ネバダ州の「深い時間」:ベイスン・アンド・レンジ・ナショナル・モニュメントの提案
ジョン・マクフィーは彼の著書『ベイスン・アンド・レンジ』のなかで、ジュニパー(セイヨウネズ)で緑に染まる高い山脈、しばしば雪で白く覆われたあまり知られていない何百もの山々の禁欲的な美の静かな世界という時間、つまり「深い時間」について語っている。その地形は地質学を叙情的に喚起する本書の背景となり、プレート・テクトニクスの変革と地質年代尺度といった重要な余談も登場する。マクフィーはこうつづける。「100万年といった時間への通常の反応から自らを解き放つことができれば、自分を人間の時間の境界から自由にできる。そうすれば、ある意味自由になれるのだ」
僕はこの20 年間、グレート・ベースンを探索してきた。いちばんやりたいことはネバダ州の遠隔地を旅し、この州の自然と歴史的な驚異を発見すること。連休に人ごみを避けるのであれば、シェラネバダに行くのではなく、グレート・ベースンをぶらつくといい。大抵の場合、この土地でお目にかかるのは数頭の家畜とミュールジカ、ジャックラビット、そして遠吠えするコヨーテだけだ。マクフィーは正しい。ここは時間という概念が静止し、リラックスできる場所だ。そして運がよければ天然の温泉に浸かり、流れ星を数えることもできる。
ベイスン・アンド・レンジ・ナショナル・モニュメントの提案はこの時間を超えた景観を保護し、この地域にある手つかずの場所を残すチャンスだ。本提案には重要な歴史的/文化的資源に溢れる景観と、ワーシントン・マウンテンズのレヴィアサン・ケーブを含む多岐にわたるユニークな地質を含む。また脅威にさらされ、傷つきやすい24種の野生生物がベイスン・アンド・レンジを住処としている。このエリアはキジオライチョウとヤマヨモギに住むミュールジカやピグミーウサギの最も重要な生息地だ。つながり合う山々は鹿やヘラジカの冬場の生息域となり、それは気候変動の観点からも重要だ。

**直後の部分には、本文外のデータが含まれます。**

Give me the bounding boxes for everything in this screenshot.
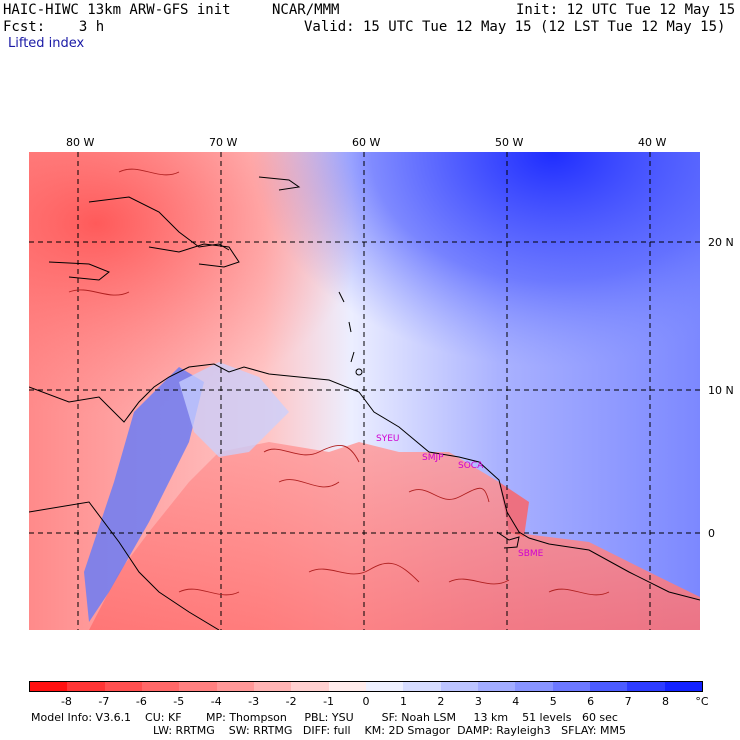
colorbar-tick-label: 1 (399, 695, 407, 708)
colorbar-tick-label: -7 (98, 695, 110, 708)
colorbar-swatch (440, 682, 478, 691)
li-field-continent (89, 442, 700, 630)
lon-label: 60 W (352, 136, 381, 149)
model-info-line2: LW: RRTMG SW: RRTMG DIFF: full KM: 2D Sm… (153, 724, 626, 737)
colorbar-swatch (179, 682, 217, 691)
coastlines (29, 176, 700, 630)
colorbar-swatch (67, 682, 105, 691)
colorbar-tick-label: 5 (549, 695, 557, 708)
colorbar (29, 681, 703, 692)
lat-label: 10 N (708, 384, 734, 397)
colorbar-swatch (30, 682, 68, 691)
lifted-index-map: SYEU SMJP SOCA SBME (29, 152, 700, 630)
colorbar-swatch (328, 682, 366, 691)
model-title: HAIC-HIWC 13km ARW-GFS init (3, 2, 231, 18)
init-time: Init: 12 UTC Tue 12 May 15 (516, 2, 736, 18)
model-info-line1: Model Info: V3.6.1 CU: KF MP: Thompson P… (31, 711, 618, 724)
colorbar-swatch (141, 682, 180, 691)
lon-label: 80 W (66, 136, 95, 149)
colorbar-swatch (589, 682, 628, 691)
colorbar-swatch (403, 682, 441, 691)
colorbar-swatch (104, 682, 142, 691)
colorbar-swatch (552, 682, 590, 691)
graticule (29, 152, 700, 630)
colorbar-tick-label: -5 (173, 695, 185, 708)
colorbar-tick-label: -2 (285, 695, 297, 708)
station-label: SBME (518, 549, 544, 559)
lat-label: 0 (708, 527, 715, 540)
station-label: SOCA (458, 461, 484, 471)
center-label: NCAR/MMM (272, 2, 340, 18)
colorbar-tick-label: -1 (323, 695, 335, 708)
colorbar-tick-label: -4 (210, 695, 222, 708)
colorbar-tick-label: 3 (474, 695, 482, 708)
valid-time: Valid: 15 UTC Tue 12 May 15 (12 LST Tue … (304, 19, 726, 35)
forecast-hour: Fcst: 3 h (3, 19, 105, 35)
li-contours (68, 168, 610, 596)
colorbar-swatch (253, 682, 292, 691)
colorbar-swatch (477, 682, 516, 691)
colorbar-tick-label: 4 (512, 695, 520, 708)
station-label: SYEU (376, 434, 399, 444)
colorbar-tick-label: -6 (135, 695, 147, 708)
colorbar-tick-label: -8 (60, 695, 72, 708)
colorbar-tick-label: -3 (248, 695, 260, 708)
station-label: SMJP (422, 453, 444, 463)
colorbar-swatch (664, 682, 702, 691)
colorbar-swatch (291, 682, 329, 691)
colorbar-tick-label: 2 (437, 695, 445, 708)
colorbar-tick-label: 0 (362, 695, 370, 708)
colorbar-tick-label: 6 (587, 695, 595, 708)
colorbar-swatch (627, 682, 665, 691)
lon-label: 40 W (638, 136, 667, 149)
lon-label: 50 W (495, 136, 524, 149)
colorbar-unit: °C (695, 695, 709, 708)
colorbar-tick-label: 7 (624, 695, 632, 708)
colorbar-tick-label: 8 (662, 695, 670, 708)
colorbar-swatch (365, 682, 404, 691)
colorbar-swatch (515, 682, 553, 691)
lat-label: 20 N (708, 236, 734, 249)
field-name: Lifted index (8, 36, 85, 51)
colorbar-swatch (216, 682, 254, 691)
li-field-llanos (179, 362, 289, 457)
li-field-andes (84, 367, 204, 622)
lon-label: 70 W (209, 136, 238, 149)
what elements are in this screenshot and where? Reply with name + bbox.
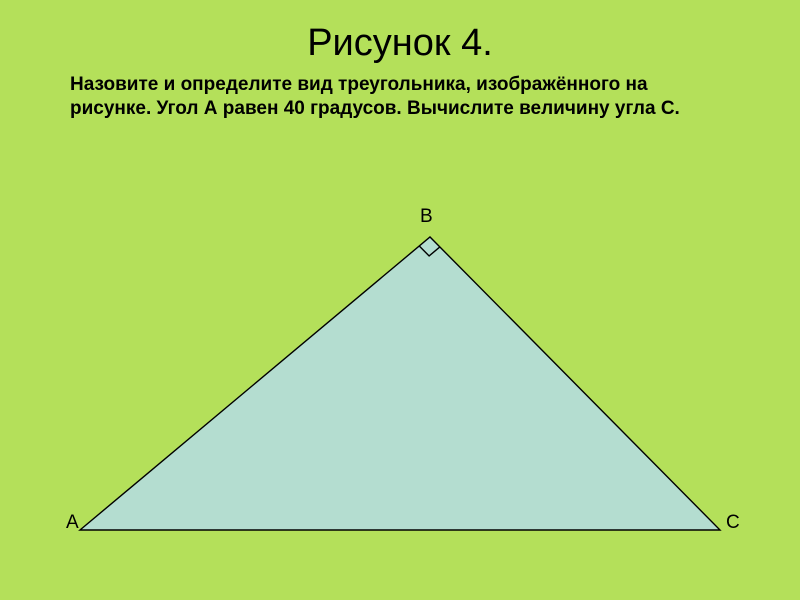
vertex-label-b: В xyxy=(420,206,433,228)
slide-content: Рисунок 4. Назовите и определите вид тре… xyxy=(0,0,800,600)
vertex-label-c: С xyxy=(726,512,740,534)
subtitle-line-2: рисунке. Угол А равен 40 градусов. Вычис… xyxy=(70,98,680,119)
slide-title: Рисунок 4. xyxy=(0,0,800,65)
subtitle-line-1: Назовите и определите вид треугольника, … xyxy=(70,74,648,95)
title-text: Рисунок 4. xyxy=(307,22,493,64)
triangle-shape xyxy=(80,237,720,530)
triangle-diagram: А В С xyxy=(0,180,800,580)
vertex-label-a: А xyxy=(66,512,79,534)
slide-subtitle: Назовите и определите вид треугольника, … xyxy=(0,65,800,121)
triangle-svg xyxy=(0,180,800,580)
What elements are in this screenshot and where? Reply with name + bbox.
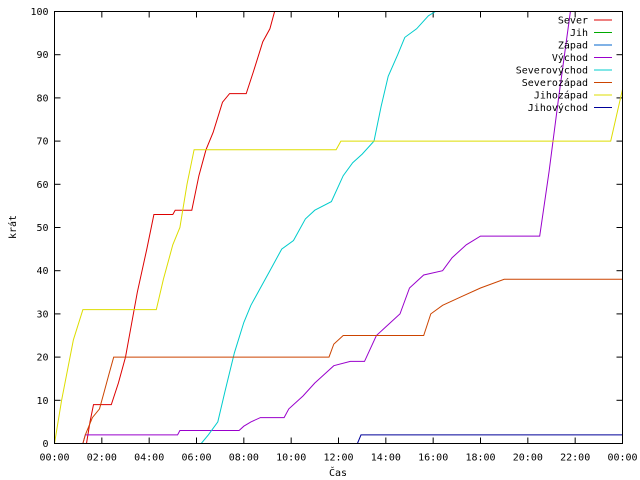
y-tick-label: 70 (36, 137, 48, 148)
y-axis-ticks: 0 10 20 30 40 50 60 70 80 90 100 (30, 7, 623, 450)
legend-label-sever: Sever (558, 16, 588, 27)
x-tick-label: 02:00 (87, 453, 117, 464)
y-tick-label: 80 (36, 93, 48, 104)
y-axis-label: krát (7, 215, 19, 239)
x-tick-label: 00:00 (607, 453, 637, 464)
y-tick-label: 20 (36, 353, 48, 364)
legend: SeverJihZápadVýchodSeverovýchodSeverozáp… (516, 16, 612, 114)
x-tick-label: 18:00 (465, 453, 495, 464)
x-tick-label: 10:00 (276, 453, 306, 464)
y-tick-label: 30 (36, 309, 48, 320)
x-axis-ticks: 00:00 02:00 04:00 06:00 08:00 10:00 12:00 14:00… (39, 11, 638, 464)
legend-label-severozapad: Severozápad (522, 77, 588, 89)
x-axis-label: Čas (329, 466, 347, 479)
legend-label-jihozapad: Jihozápad (534, 90, 588, 102)
series-line-jihovychod (356, 434, 623, 444)
series-line-sever (86, 11, 276, 444)
x-tick-label: 22:00 (560, 453, 590, 464)
legend-label-severovychod: Severovýchod (516, 65, 588, 77)
y-tick-label: 10 (36, 396, 48, 407)
y-tick-label: 100 (30, 7, 48, 18)
legend-label-vychod: Východ (552, 52, 588, 64)
x-tick-label: 06:00 (181, 453, 211, 464)
x-tick-label: 00:00 (39, 453, 69, 464)
legend-label-zapad: Západ (558, 40, 588, 52)
x-tick-label: 20:00 (513, 453, 543, 464)
series-line-vychod (82, 11, 571, 444)
x-tick-label: 08:00 (229, 453, 259, 464)
y-tick-label: 50 (36, 223, 48, 234)
legend-label-jih: Jih (570, 28, 588, 39)
legend-label-jihovychod: Jihovýchod (528, 102, 588, 114)
x-tick-label: 16:00 (418, 453, 448, 464)
series-lines (54, 11, 623, 444)
y-tick-label: 0 (42, 439, 48, 450)
x-tick-label: 14:00 (371, 453, 401, 464)
series-line-jihozapad (54, 89, 623, 444)
x-tick-label: 12:00 (323, 453, 353, 464)
y-tick-label: 90 (36, 50, 48, 61)
y-tick-label: 60 (36, 180, 48, 191)
x-tick-label: 04:00 (134, 453, 164, 464)
series-line-severozapad (82, 278, 623, 444)
series-line-severovychod (200, 11, 436, 444)
plot-frame (54, 11, 623, 444)
y-tick-label: 40 (36, 266, 48, 277)
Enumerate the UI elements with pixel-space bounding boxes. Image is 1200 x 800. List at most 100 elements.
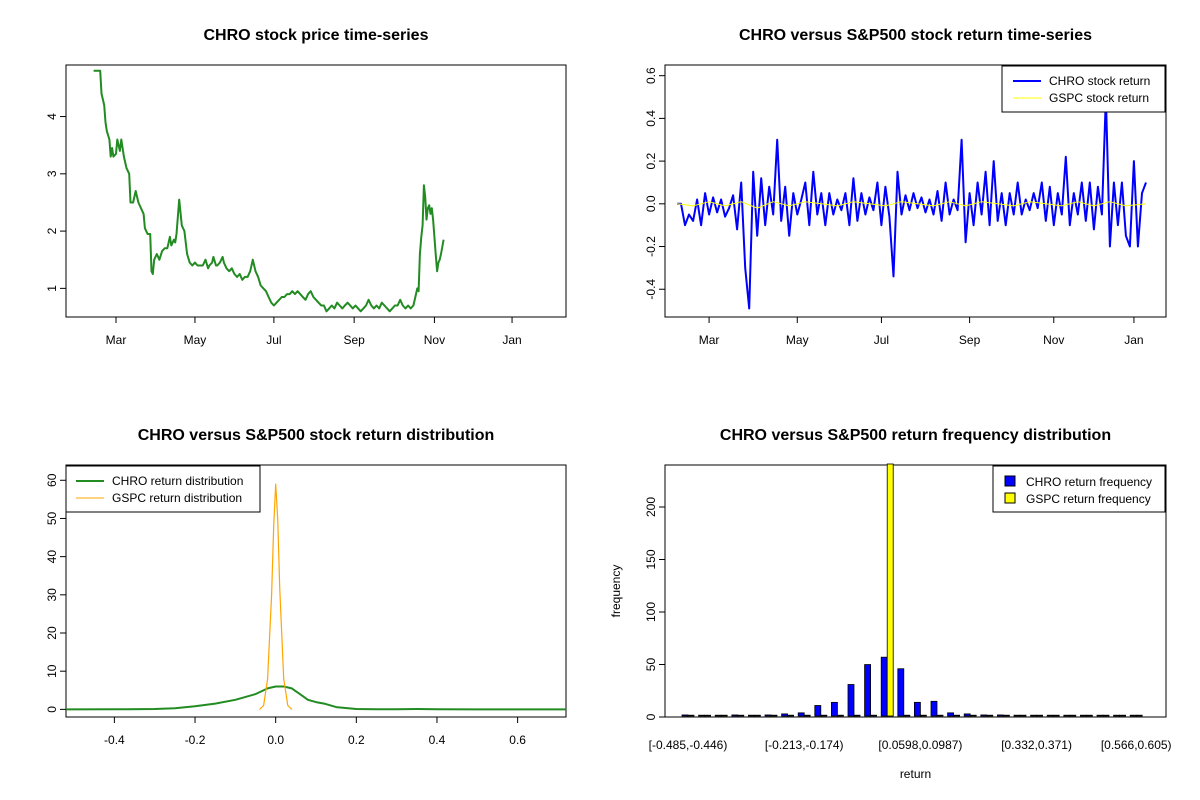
chro-bar [731,714,739,717]
chro-bar [864,664,871,717]
gspc-bar [886,463,894,717]
gspc-bar [687,714,695,717]
density-lines [66,483,566,711]
x-tick-label: Mar [106,333,127,347]
x-tick-label: [0.566,0.605) [1101,738,1172,752]
x-tick-label: May [184,333,207,347]
plot-frame-2 [664,64,1167,318]
chro-bar [1013,714,1021,717]
plot-frame-3 [65,464,567,718]
return-timeseries-chart: CHRO versus S&P500 stock return time-ser… [644,27,1167,347]
gspc-bar [720,714,728,717]
legend-label: CHRO return frequency [1026,475,1152,489]
y-tick-label: 0.2 [644,152,658,169]
plot-frame-1 [65,64,567,318]
y-tick-label: 60 [45,473,59,487]
x-tick-label: [-0.213,-0.174) [765,738,844,752]
bars [681,463,1143,717]
x-tick-label: Jan [502,333,521,347]
chart-title: CHRO stock price time-series [204,27,429,44]
y-tick-label: 100 [644,602,658,622]
gspc-bar [870,714,877,717]
y-tick-label: 0.4 [644,110,658,127]
legend-swatch [1004,492,1016,504]
x-tick-label: Jan [1124,333,1143,347]
gspc-return-line [676,201,1147,209]
gspc-bar [853,714,861,717]
y-axis-label: frequency [609,565,623,618]
legend-box [1001,65,1166,113]
y-tick-label: 200 [644,497,658,517]
legend-box [992,465,1166,513]
chro-bar [930,700,938,717]
y-tick-label: 50 [45,511,59,525]
y-tick-label: 50 [644,658,658,672]
gspc-bar [1119,714,1126,717]
chro-price-line [93,69,445,313]
legend-swatch [1004,475,1016,487]
chro-bar [980,714,988,717]
chro-bar [831,701,838,717]
legend-label: GSPC stock return [1049,91,1149,105]
gspc-bar [1069,714,1077,717]
x-tick-label: 0.0 [267,733,284,747]
gspc-density-line [259,483,293,710]
x-tick-label: Jul [874,333,889,347]
y-tick-label: 30 [45,588,59,602]
x-tick-label: [0.332,0.371) [1001,738,1072,752]
x-tick-label: Jul [266,333,281,347]
chro-bar [814,705,822,717]
x-tick-label: 0.2 [348,733,365,747]
x-tick-label: May [786,333,809,347]
chro-bar [897,668,905,717]
legend: CHRO stock return GSPC stock return [1001,65,1166,113]
x-tick-label: Sep [343,333,365,347]
x-tick-label: Nov [424,333,445,347]
gspc-bar [803,714,811,717]
gspc-bar [1052,714,1060,717]
legend-label: GSPC return distribution [112,491,242,505]
y-tick-label: 10 [45,664,59,678]
chro-return-line [677,96,1147,310]
gspc-bar [986,714,994,717]
chro-bar [1030,714,1037,717]
chro-bar [781,713,788,717]
y-tick-label: 0 [644,713,658,720]
chro-bar [748,714,755,717]
legend-label: CHRO return distribution [112,474,243,488]
chro-bar [880,656,888,717]
y-tick-label: -0.4 [644,279,658,300]
gspc-bar [820,714,828,717]
gspc-bar [1003,714,1010,717]
y-tick-label: 0.0 [644,195,658,212]
gspc-bar [936,714,944,717]
y-tick-label: -0.2 [644,236,658,257]
chro-bar [1080,714,1087,717]
gspc-bar [1086,714,1093,717]
x-tick-label: 0.6 [509,733,526,747]
legend-box [65,465,261,513]
y-tick-label: 2 [45,227,59,234]
chro-bar [847,684,855,717]
chro-bar [1096,714,1104,717]
y-tick-label: 3 [45,170,59,177]
x-tick-label: Sep [959,333,981,347]
legend: CHRO return distribution GSPC return dist… [65,465,261,513]
chro-bar [1113,714,1120,717]
chro-bar [914,701,921,717]
gspc-bar [969,714,977,717]
gspc-bar [754,714,761,717]
chro-bar [714,714,722,717]
gspc-bar [704,714,711,717]
x-tick-label: [-0.485,-0.446) [649,738,728,752]
y-tick-label: 20 [45,626,59,640]
x-axis-label: return [900,767,931,781]
legend: CHRO return frequency GSPC return frequen… [992,465,1166,513]
y-tick-label: 0.6 [644,67,658,84]
gspc-bar [837,714,844,717]
y-tick-label: 0 [45,706,59,713]
chro-density-line [66,685,566,711]
gspc-bar [953,714,960,717]
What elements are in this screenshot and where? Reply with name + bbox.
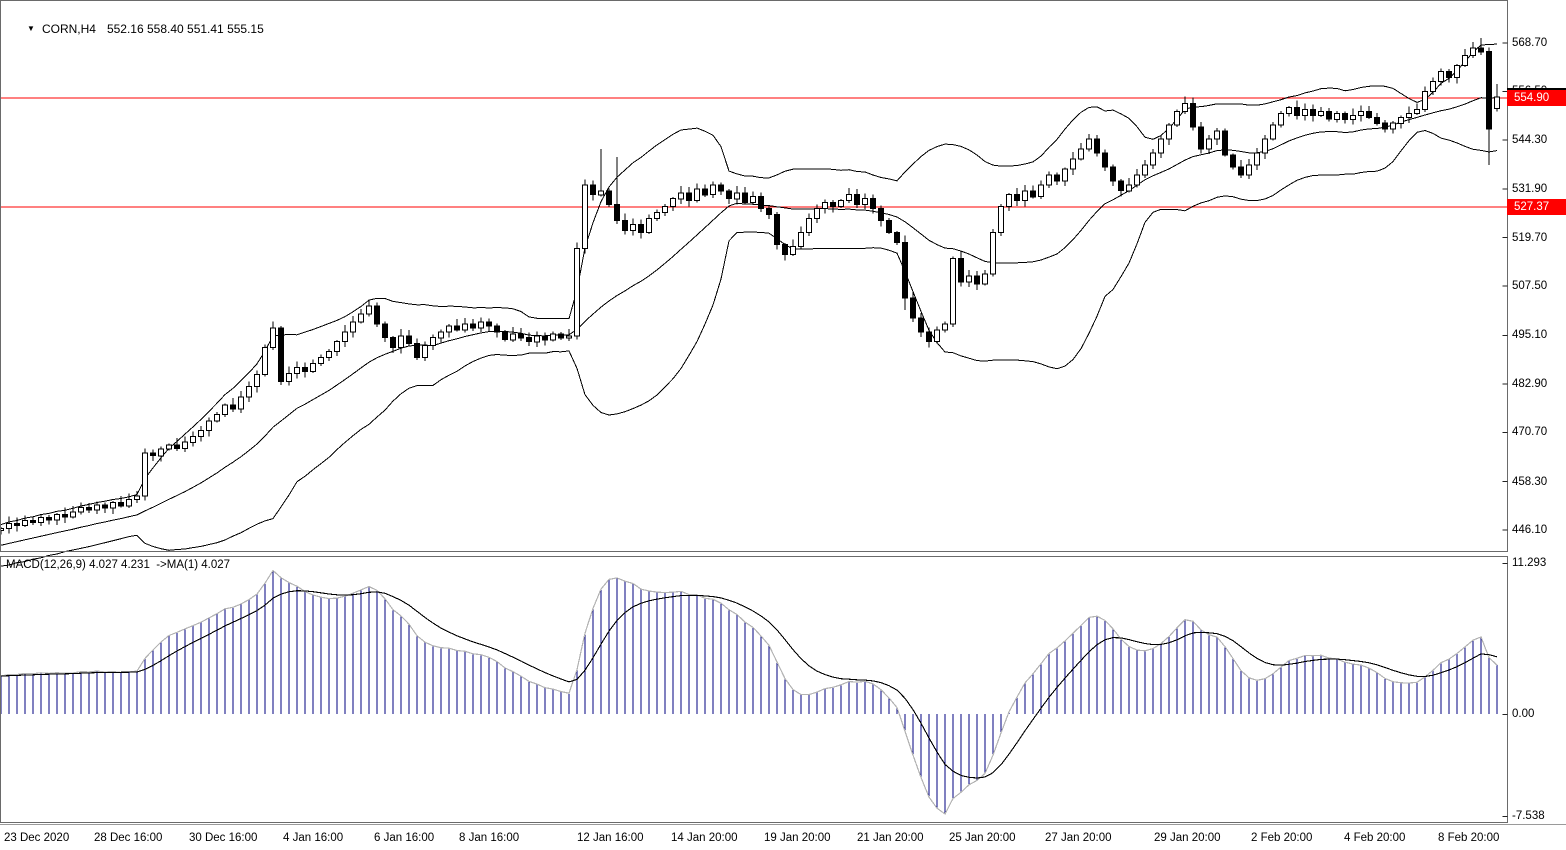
date-axis-label: 27 Jan 20:00 <box>1045 832 1112 844</box>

提案が大規模なのは意図的だ。手つかずの山脈と渓谷のシステムは保護のための広大なアプローチを要する。このナショナル・モニュメントの提案はラスベガスから北へ2時間の場所に位置する土地管理局の877,000エーカーから成り、2つの渓谷(ガーデンとコール)と8つの山脈(ティンパヒュート、パロック、ワーシントン、マウント・アイリッシュ、シーマン、ゴールデンゲート、グラント、クイン・キャニオン)を含む。
ベイスン・アンド・レンジの提案にはもうひとつの宝物が含まれている。それは「シティ」と呼ばれるマイケル・ハイザーの完成間近のアートワークで、アメリカにおいて作られた最も重要なサイト特有アートだ。40年の年月をかけ、1.5マイルにおよぶシティ(ワシントンD.C.のナショナル・モールの規模を想像してほしい)は抽象的な彫刻かつ建築物サイズの固められた土とコンクリートのフォルムから成り、古代の儀式都市の規模と形を彷彿させる。正直なところ、この説明では事足りない。こう想像して欲しい。(僕がやったように)そこへ運転していくと1マイル先の水平線に低い隆起がかろうじて見える。砂漠では規模の判断を誤るのは容易だ。さらに近づくと隆起はハイザーの彫刻だとわかる。砂利に覆われた曲線の沈んだ砕石所に位置する長方形の構造物。中に入り、地階に立ってはじめて、土手で隠されたすべての墳丘、穴、通路、プラザ、傾斜面、階段状の地面を見ることができる。ハイザーにとってサイズは重要で、スラブのいくつかは150メートルの高さを持ち、重さは何千トンもある。つまりシティは畏敬の念を抱かせる場所なのだ。
ガーデンおよびコール・バレーとシティを取り巻く8つの山脈の美しさは正しく評価されるに値する。この景観だけでなく、完全かつ永久的にとけ込むアメリカ人アーティストによるアートワークを加えると、ネバダ州における土地利用と保護の劇的なレガシーを残すチャンスとなる。景観そして景観アートを保護するリーダーになることができるのだ。この2つは関連し合い、アメリカ特有のものだ。
先週、水曜日の午後に上院議員ハリー・リードと下院議員ダイナ・タイタスとの「保護のための対話」に出席するために300人がラスベガスに集まった。〈Friends of Gold Butte〉や〈Nevada Resort Association〉などの多岐にわたる市民がネバダの最も重要な景観を守る重要性について発言した。考えてみてほしい。水曜日の午後に300人が集まったのだ。今こそ行動すべきときだ。
このユニークかつ時間を超越した景観を守るために声を届けよう。